Les greguerias, de Ramon Gomez de la Serna

La forme brève invite paradoxalement à la lenteur. On y revient, on la savoure. Le texte court, par le peu de place qu’il occupe, n’envahit pas les pages ni l’emploi du temps. L’aphorisme, le trait, la maxime, légers, primesautiers en apparence, mais parfois incisifs comme un coup de poignard peuvent nous laisser sans défense en quelque sorte. Le court n’a pas bonne presse en Occident – rien de tel au Japon avec l’art du haïku – pourtant que serait-on sans La Rochefoucauld, Vauvenargues, Joubert ou Chamfort ?
Pas ou très peu de moralisme chez Ramon Gomez de la Serna.
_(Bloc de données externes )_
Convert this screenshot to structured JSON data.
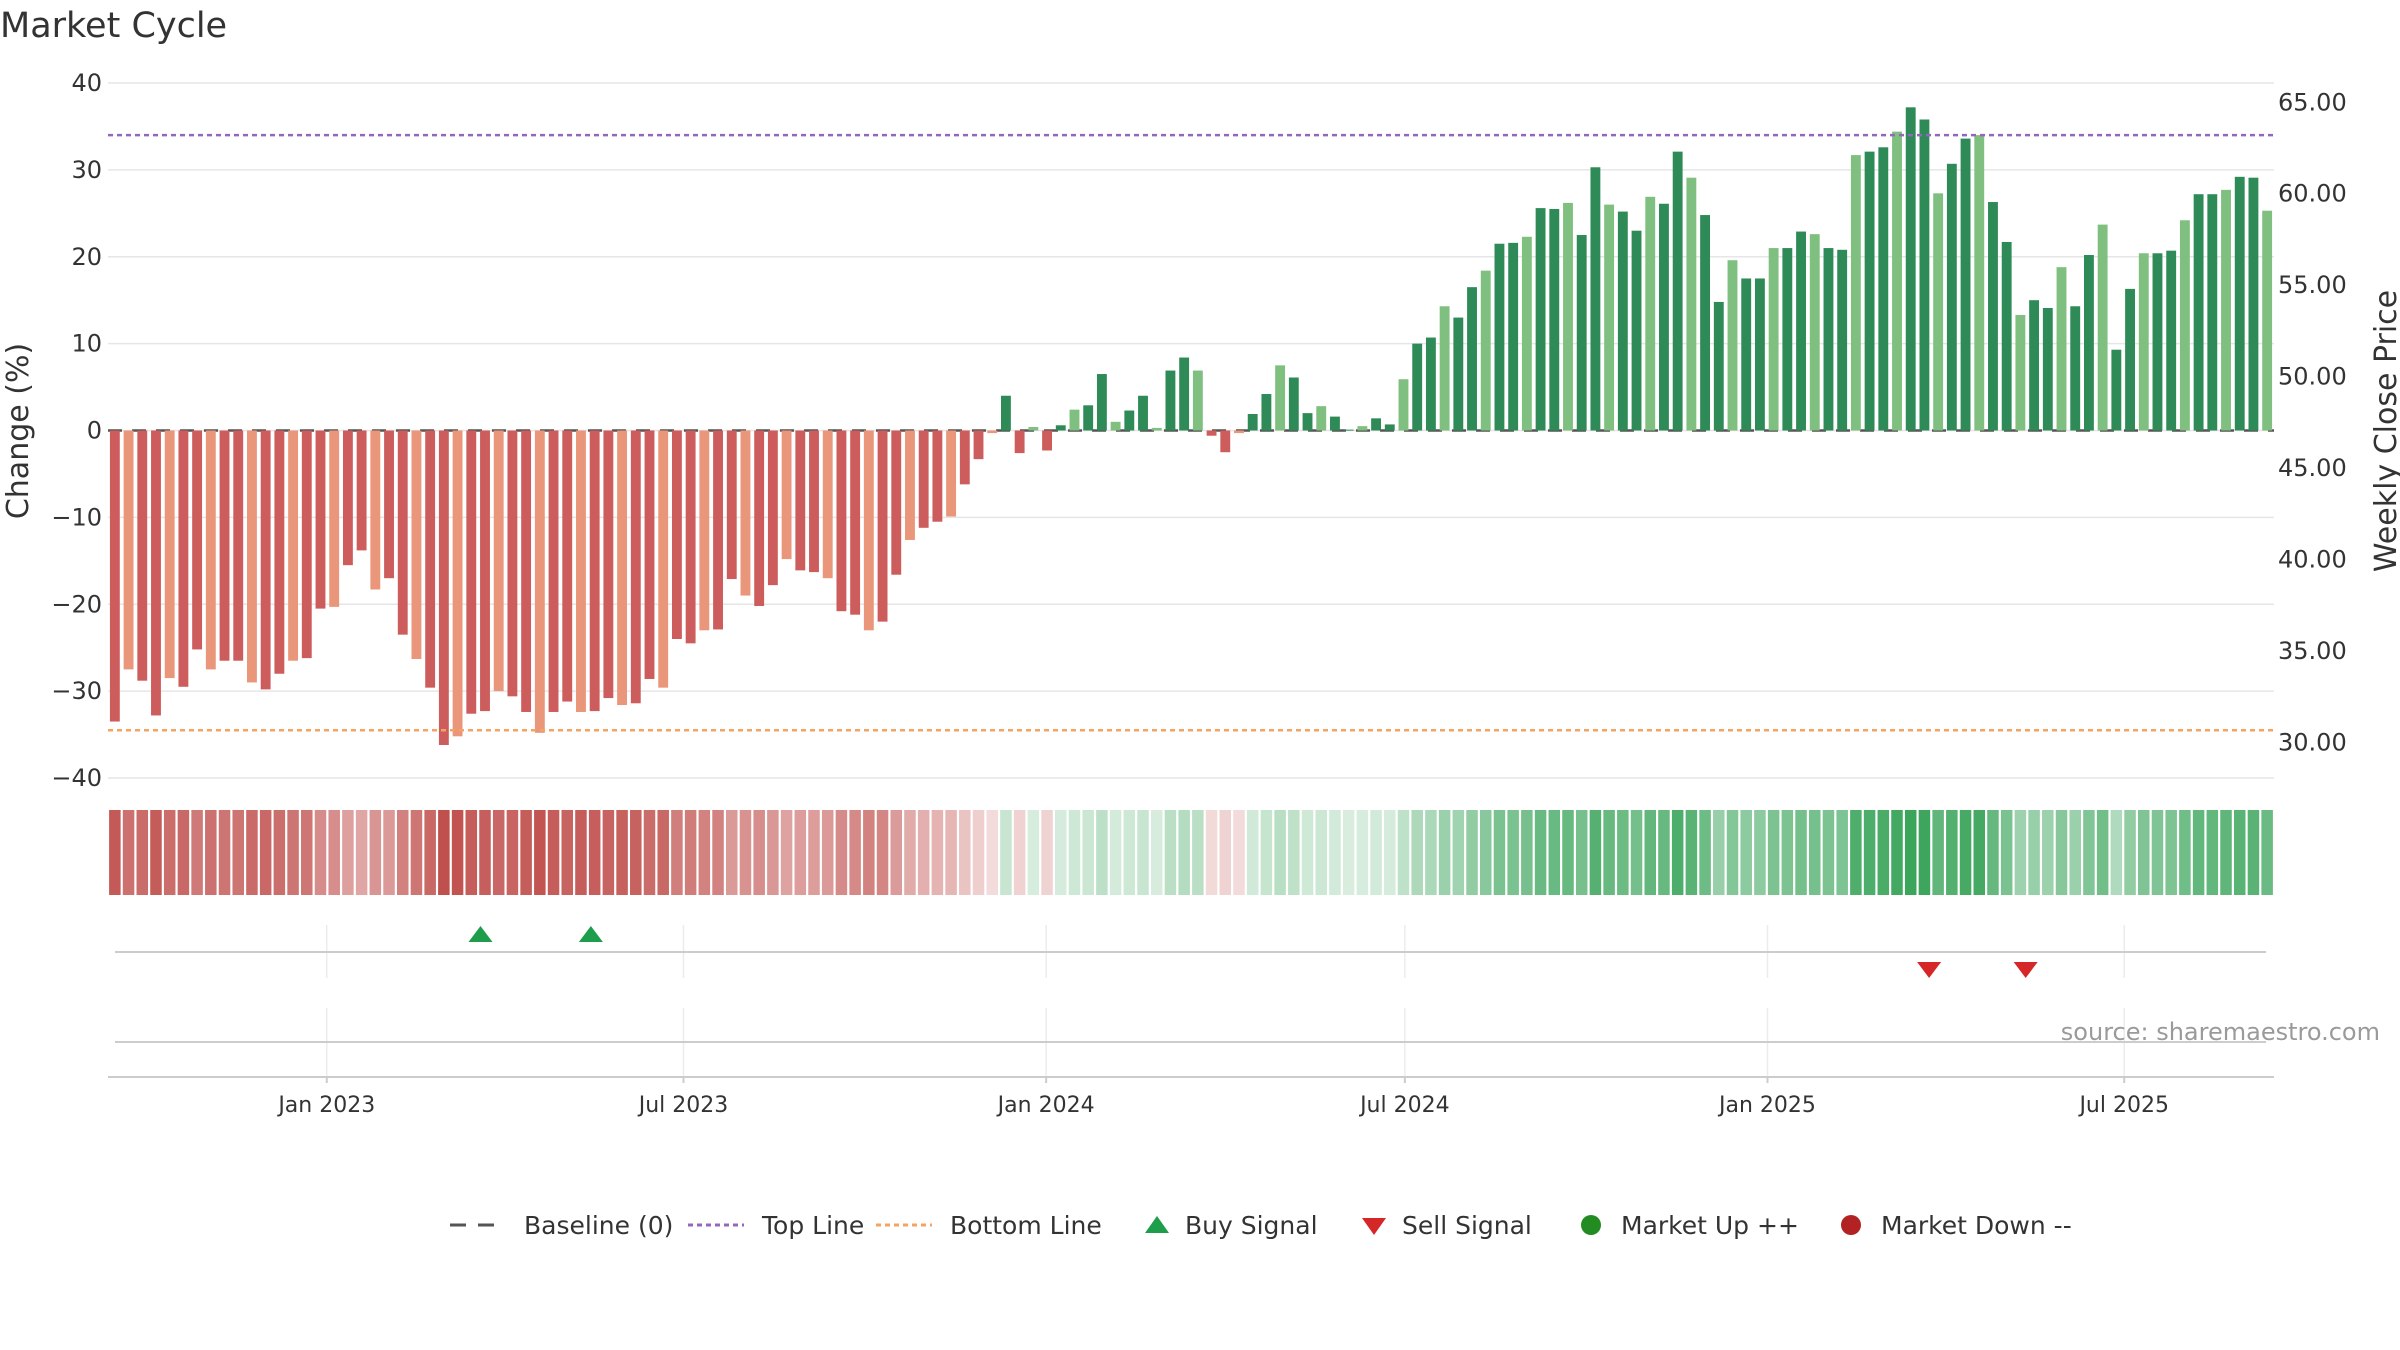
{
  "chart_data": {
    "type": "bar",
    "title": "Market Cycle",
    "ylabel_left": "Change (%)",
    "ylabel_right": "Weekly Close Price",
    "ylim_left": [
      -40,
      40
    ],
    "ylim_right": [
      28,
      66
    ],
    "yticks_left": [
      "40",
      "30",
      "20",
      "10",
      "0",
      "−10",
      "−20",
      "−30",
      "−40"
    ],
    "yticks_right": [
      "65.00",
      "60.00",
      "55.00",
      "50.00",
      "45.00",
      "40.00",
      "35.00",
      "30.00"
    ],
    "x_start": "2022-09-12",
    "x_end": "2025-09-15",
    "x_tick_labels": [
      {
        "date": "2023-01-01",
        "label": "Jan 2023"
      },
      {
        "date": "2023-07-01",
        "label": "Jul 2023"
      },
      {
        "date": "2024-01-01",
        "label": "Jan 2024"
      },
      {
        "date": "2024-07-01",
        "label": "Jul 2024"
      },
      {
        "date": "2025-01-01",
        "label": "Jan 2025"
      },
      {
        "date": "2025-07-01",
        "label": "Jul 2025"
      }
    ],
    "top_line": 34,
    "bottom_line": -34.5,
    "baseline": 0,
    "values": [
      -33.5,
      -27.5,
      -28.8,
      -32.8,
      -28.5,
      -29.5,
      -25.2,
      -27.5,
      -26.5,
      -26.5,
      -29,
      -29.8,
      -28,
      -26.5,
      -26.2,
      -20.5,
      -20.3,
      -15.5,
      -13.8,
      -18.3,
      -17,
      -23.5,
      -26.3,
      -29.6,
      -36.2,
      -35.2,
      -32.6,
      -32.3,
      -30,
      -30.6,
      -32.4,
      -34.8,
      -32.4,
      -31.2,
      -32.4,
      -32.3,
      -30.8,
      -31.6,
      -31.4,
      -28.6,
      -29.6,
      -24,
      -24.5,
      -23,
      -22.9,
      -17.1,
      -19,
      -20.2,
      -17.8,
      -14.8,
      -16.1,
      -16.3,
      -17,
      -20.8,
      -21.2,
      -23,
      -22,
      -16.6,
      -12.6,
      -11.2,
      -10.5,
      -9.9,
      -6.2,
      -3.3,
      -0.3,
      4,
      -2.6,
      0.4,
      -2.3,
      0.6,
      2.4,
      2.9,
      6.5,
      1,
      2.3,
      4,
      0.3,
      6.9,
      8.4,
      6.9,
      -0.6,
      -2.5,
      -0.3,
      1.9,
      4.2,
      7.5,
      6.1,
      2,
      2.8,
      1.6,
      0.1,
      0.5,
      1.4,
      0.7,
      5.9,
      10,
      10.7,
      14.3,
      13,
      16.5,
      18.4,
      21.5,
      21.6,
      22.3,
      25.6,
      25.5,
      26.2,
      22.5,
      30.3,
      26,
      25.2,
      23,
      26.9,
      26.1,
      32.1,
      29.1,
      24.8,
      14.8,
      19.6,
      17.5,
      17.5,
      21,
      21,
      22.9,
      22.6,
      21,
      20.8,
      31.7,
      32.1,
      32.6,
      34.4,
      37.2,
      35.8,
      27.3,
      30.7,
      33.6,
      34,
      26.3,
      21.7,
      13.3,
      15,
      14.1,
      18.8,
      14.3,
      20.2,
      23.7,
      9.3,
      16.3,
      20.4,
      20.4,
      20.7,
      24.2,
      27.2,
      27.2,
      27.7,
      29.2,
      29.1,
      25.3
    ],
    "signals": [
      {
        "type": "buy",
        "date": "2023-03-20"
      },
      {
        "type": "buy",
        "date": "2023-05-15"
      },
      {
        "type": "sell",
        "date": "2025-03-24"
      },
      {
        "type": "sell",
        "date": "2025-05-12"
      }
    ],
    "legend": [
      {
        "label": "Baseline (0)",
        "marker": "dash"
      },
      {
        "label": "Top Line",
        "marker": "dot"
      },
      {
        "label": "Bottom Line",
        "marker": "dot"
      },
      {
        "label": "Buy Signal",
        "marker": "triangle-up"
      },
      {
        "label": "Sell Signal",
        "marker": "triangle-down"
      },
      {
        "label": "Market Up ++",
        "marker": "circle"
      },
      {
        "label": "Market Down --",
        "marker": "circle"
      }
    ],
    "colors": {
      "strong_up": "#2e8b57",
      "weak_up": "#7fbf7f",
      "strong_down": "#cd5c5c",
      "weak_down": "#e9967a",
      "top_line": "#9467bd",
      "bottom_line": "#f4a460",
      "baseline": "#555555",
      "buy": "#1e9e4a",
      "sell": "#d62728",
      "market_up": "#228b22",
      "market_down": "#b22222",
      "heat_up": "#3ca55c",
      "heat_down": "#c0504d"
    },
    "source": "source: sharemaestro.com"
  }
}
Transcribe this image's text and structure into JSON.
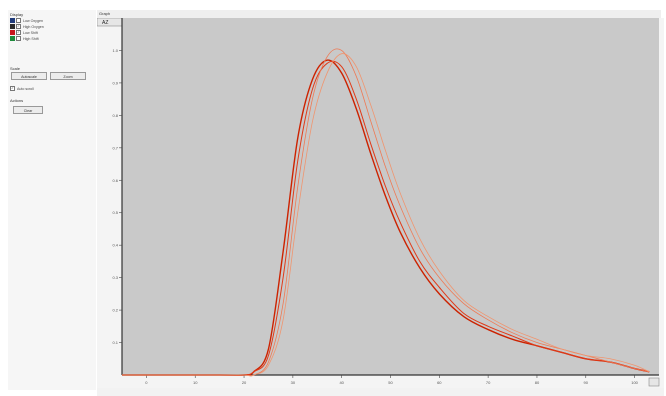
{
  "panel": {
    "display_label": "Display",
    "legend": [
      {
        "label": "Low Oxygen",
        "color": "#1f3a7a",
        "checked": false
      },
      {
        "label": "High Oxygen",
        "color": "#2a2a2a",
        "checked": true
      },
      {
        "label": "Low Shift",
        "color": "#c8161d",
        "checked": true
      },
      {
        "label": "High Shift",
        "color": "#1e8a3c",
        "checked": false
      }
    ],
    "scale_label": "Scale",
    "buttons": {
      "autoscale": "Autoscale",
      "zoom": "Zoom"
    },
    "option_label": "Auto scroll",
    "actions_label": "Actions",
    "clear_label": "Clear"
  },
  "chart_window": {
    "title": "Graph",
    "zoom_badge": "AZ"
  },
  "chart_data": {
    "type": "line",
    "xlim": [
      -5,
      105
    ],
    "ylim": [
      0,
      1.1
    ],
    "x_ticks": [
      "0",
      "10",
      "20",
      "30",
      "40",
      "50",
      "60",
      "70",
      "80",
      "90",
      "100"
    ],
    "y_ticks": [
      "0.1",
      "0.2",
      "0.3",
      "0.4",
      "0.5",
      "0.6",
      "0.7",
      "0.8",
      "0.9",
      "1.0"
    ],
    "grid": false,
    "series": [
      {
        "color": "#cc2200",
        "width": 1.4,
        "x": [
          -5,
          15,
          20,
          22,
          25,
          28,
          31,
          34,
          37,
          40,
          43,
          46,
          49,
          52,
          56,
          60,
          65,
          70,
          75,
          80,
          85,
          90,
          95,
          100,
          103
        ],
        "y": [
          0,
          0,
          0,
          0.01,
          0.08,
          0.38,
          0.73,
          0.91,
          0.97,
          0.93,
          0.82,
          0.68,
          0.55,
          0.44,
          0.33,
          0.25,
          0.18,
          0.14,
          0.11,
          0.09,
          0.07,
          0.05,
          0.04,
          0.02,
          0.01
        ]
      },
      {
        "color": "#e03a18",
        "width": 1.0,
        "x": [
          -5,
          15,
          20,
          22,
          25,
          28,
          31,
          34,
          37,
          40,
          43,
          46,
          49,
          52,
          56,
          60,
          65,
          70,
          75,
          80,
          85,
          90,
          95,
          100,
          103
        ],
        "y": [
          0,
          0,
          0,
          0.01,
          0.06,
          0.3,
          0.66,
          0.88,
          0.96,
          0.95,
          0.85,
          0.71,
          0.58,
          0.47,
          0.35,
          0.27,
          0.19,
          0.15,
          0.12,
          0.09,
          0.07,
          0.05,
          0.04,
          0.02,
          0.01
        ]
      },
      {
        "color": "#ee7a55",
        "width": 0.8,
        "x": [
          -5,
          15,
          20,
          22,
          25,
          28,
          31,
          34,
          37,
          40,
          43,
          46,
          49,
          52,
          56,
          60,
          65,
          70,
          75,
          80,
          85,
          90,
          95,
          100,
          103
        ],
        "y": [
          0,
          0,
          0,
          0.0,
          0.04,
          0.22,
          0.58,
          0.85,
          0.98,
          1.0,
          0.92,
          0.78,
          0.64,
          0.52,
          0.39,
          0.3,
          0.22,
          0.17,
          0.13,
          0.1,
          0.08,
          0.06,
          0.04,
          0.02,
          0.01
        ]
      },
      {
        "color": "#f0956f",
        "width": 0.8,
        "x": [
          -5,
          15,
          20,
          22,
          25,
          28,
          31,
          34,
          37,
          40,
          43,
          46,
          49,
          52,
          56,
          60,
          65,
          70,
          75,
          80,
          85,
          90,
          95,
          100,
          103
        ],
        "y": [
          0,
          0,
          0,
          0.0,
          0.03,
          0.17,
          0.5,
          0.78,
          0.93,
          0.99,
          0.95,
          0.83,
          0.69,
          0.56,
          0.42,
          0.32,
          0.23,
          0.18,
          0.14,
          0.11,
          0.08,
          0.06,
          0.05,
          0.03,
          0.01
        ]
      }
    ]
  }
}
Les « greguerias » , écrites entre 1910 et 1962, sont plutôt du côté du clin d’œil, de la poésie, du merveilleux, elles ouvrent le regard, le transforment parfois…

 Lorsqu’une femme se repoudre après un entretien, on dirait qu’elle efface tout ce qui a été dit

 Pelez une banane, elle vous tirera la langue

 Le problème avec l’hélicoptère c’est qu’il a toujours l’air d’un jouet

 Les aboiements des chiens sont de véritables morsures

 La lune baigne les sous-bois d’une lumière de cabaret

 La bouteille de champagne a ceci d’aristocratique qu’elle refuse qu’on la rebouche

 Les ailes des automobiles sont comme les moignons des ailes d’avion qu’elles auraient pu être

 Le drapeau grimpe au mât comme s’il était l’acrobate le plus agile au monde

 Lorsqu’une femme marche pieds nus sur les dalles le bruit de ses pas provoque une fièvre sensuelle et cruelle

 Ne disons pas de mal du vent, il n’est jamais très loin

 « Tuer le temps » est une rodomontade de bravache

 L’histoire est un prétexte pour continuer à tromper l’humanité

 Le crépuscule est l’apéritif de la nuit

 Le poisson est toujours de profil

 Le q est un p qui revient de la promenade

 Le pire avec les médecins c’est qu’ils vous regardent comme si vous étiez quelqu’un d’autre

 Les larmes désinfectent la douleur


Editions Cent pages, Grenoble, 1992. Présentation de Valéry Larbaud, 160 pages.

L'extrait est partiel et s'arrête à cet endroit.